Stewart is a fluent, captivating performer, and delivers a clutch of lip-sync numbers with winning conviction and swaggering self-assurance. But perhaps a stronger focus for its somewhat scattergun themes might have made Kinder a stronger show with a clearer message.
- Until 24 August
Shunga Alert, Underbelly, Cowgate ★★★
Shunga, for anyone not already clued-up on Japanese culture, is erotic visual art, created by some of the country’s greatest and most renowned painters alongside their more conventional works, and constituting a rich and treasured repository of sometimes deeply strange, even disturbing images. There’s straight stuff, gay stuff, stuff that mixes the two, and hey – how about a few octopus-human unions? (If that sounds unlikely, just check out The Dream of the Fisherman’s Wife by Hokusai, he of the ubiquitous Great Wave Off Kanagawa.)
I might sound like an expert. You could be, too, after spending an hour with Shunga Alert from the joint forces of two companies – Osaka-based Gumbo and Canadian-Japanese duo Book of Shadowz – which provides a gentle introduction to this (ahem) unusual art form, as well as taking us on a (literal) and somewhat clownish journey into some of the genre’s most iconic images, using live video, shadow puppetry, over-the-top clowning and more (pictured above, image by Robin Mair).
To say the least, it’s an eye-opening show, and one that definitely raises more questions than it answers. Anyone looking for historical context and cultural importance – well, you won’t find much of either of those here, despite puppeteer/narrator Daniel Wishes’ droll commentary. But there’s not much gleeful, pearl-clutching shock at the sometimes extreme images either. And in any case, the performers’ warning cries of the show’s title serve to alert those of a sensitive disposition to an incoming visual salvo.

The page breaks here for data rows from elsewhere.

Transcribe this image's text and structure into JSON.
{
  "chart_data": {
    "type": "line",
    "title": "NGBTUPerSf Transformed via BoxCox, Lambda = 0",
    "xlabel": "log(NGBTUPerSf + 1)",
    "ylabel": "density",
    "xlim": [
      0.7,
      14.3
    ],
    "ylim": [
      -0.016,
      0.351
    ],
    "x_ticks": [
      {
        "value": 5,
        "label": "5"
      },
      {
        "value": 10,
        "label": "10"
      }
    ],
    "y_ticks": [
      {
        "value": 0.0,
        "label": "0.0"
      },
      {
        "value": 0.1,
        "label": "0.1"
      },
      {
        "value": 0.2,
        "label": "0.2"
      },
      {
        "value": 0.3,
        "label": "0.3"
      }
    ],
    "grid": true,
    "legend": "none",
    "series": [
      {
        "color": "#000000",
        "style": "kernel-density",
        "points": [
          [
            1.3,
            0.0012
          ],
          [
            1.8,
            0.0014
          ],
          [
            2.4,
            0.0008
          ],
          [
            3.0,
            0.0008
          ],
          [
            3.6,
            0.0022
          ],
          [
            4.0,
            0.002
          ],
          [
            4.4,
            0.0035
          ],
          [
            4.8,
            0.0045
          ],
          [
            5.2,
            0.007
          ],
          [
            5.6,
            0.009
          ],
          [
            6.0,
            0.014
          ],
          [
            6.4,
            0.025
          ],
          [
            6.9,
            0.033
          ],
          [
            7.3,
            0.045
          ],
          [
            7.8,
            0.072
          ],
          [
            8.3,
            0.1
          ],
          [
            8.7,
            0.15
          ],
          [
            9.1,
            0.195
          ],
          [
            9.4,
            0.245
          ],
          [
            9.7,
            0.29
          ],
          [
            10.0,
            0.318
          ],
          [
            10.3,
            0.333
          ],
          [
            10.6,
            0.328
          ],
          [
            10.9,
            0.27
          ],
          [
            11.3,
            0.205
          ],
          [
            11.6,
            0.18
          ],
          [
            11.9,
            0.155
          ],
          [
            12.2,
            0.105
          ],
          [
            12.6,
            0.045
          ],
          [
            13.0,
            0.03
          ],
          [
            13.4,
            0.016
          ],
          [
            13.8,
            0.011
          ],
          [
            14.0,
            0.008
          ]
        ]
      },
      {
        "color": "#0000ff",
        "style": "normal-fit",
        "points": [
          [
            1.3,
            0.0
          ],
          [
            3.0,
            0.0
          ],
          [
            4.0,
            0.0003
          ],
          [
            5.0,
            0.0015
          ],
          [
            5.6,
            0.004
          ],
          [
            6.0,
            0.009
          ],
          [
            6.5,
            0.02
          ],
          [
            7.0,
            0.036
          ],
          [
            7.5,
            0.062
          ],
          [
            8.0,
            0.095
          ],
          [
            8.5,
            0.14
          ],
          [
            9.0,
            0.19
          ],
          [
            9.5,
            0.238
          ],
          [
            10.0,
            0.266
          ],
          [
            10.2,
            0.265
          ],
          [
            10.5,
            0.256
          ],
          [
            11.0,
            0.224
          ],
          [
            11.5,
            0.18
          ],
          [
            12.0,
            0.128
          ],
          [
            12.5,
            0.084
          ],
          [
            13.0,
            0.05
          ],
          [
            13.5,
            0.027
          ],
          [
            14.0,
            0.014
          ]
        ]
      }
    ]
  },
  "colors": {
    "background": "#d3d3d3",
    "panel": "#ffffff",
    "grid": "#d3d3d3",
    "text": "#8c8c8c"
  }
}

Shunga Alert is in some ways a frustrating experience: it raises a fascinating subject, only to treat it in quite a silly, superficial, pantomime-like way. But maybe I’m showing my age: it’s a lot of fun too, and provides some startling insights into a little-known corner of Japanese culture, even if it doesn’t do much to explain them.
- Until 24 August
Clean Your Plate!, C aurora ★★★
What could be more French than a show about an obsession with food? Possibly quite a few things, to be honest, but Aurélien Boyer’s debut Fringe show is nonetheless a likeable if slightly ramshackle mix of comedy, impersonation, video and movement, all focused around what his character Augustin likes to eat, and why he likes to eat it. Like, for example, why he’ll throw a friend out of his flat at his 30th birthday party because of a philistine attitude towards authentic Provençal ratatouille. Or why he seems to be fighting a losing battle in choosing local, responsibly grown vegetables from small producers. Or why he won’t eat tomatoes. Or – to explain the show’s title – why his parents’ insistence that he should finish what was on his plate led to a lifetime of worry and concern about food.
In truth, Boyer probably bites off more than he can chew (so to speak) in terms of themes and ideas, so that none of them are explored in a great deal of depth. But it’s fruitful, nonetheless, to see the connections he draws between farming, advertising, food snobbery and body image – to name just a few of the many subjects he covers as he throws his net wide across the whole food sector and beyond. He’s an engaging performer with a smooth way of sliding from focus to focus, and Clean Your Plate! is nothing if not ambitious in its live and video elements. But by the end of his eclectic hour, you may have unexpected insights into the dish that Boyer been cooking on stage throughout the show – stick around, and you might even get to sample it.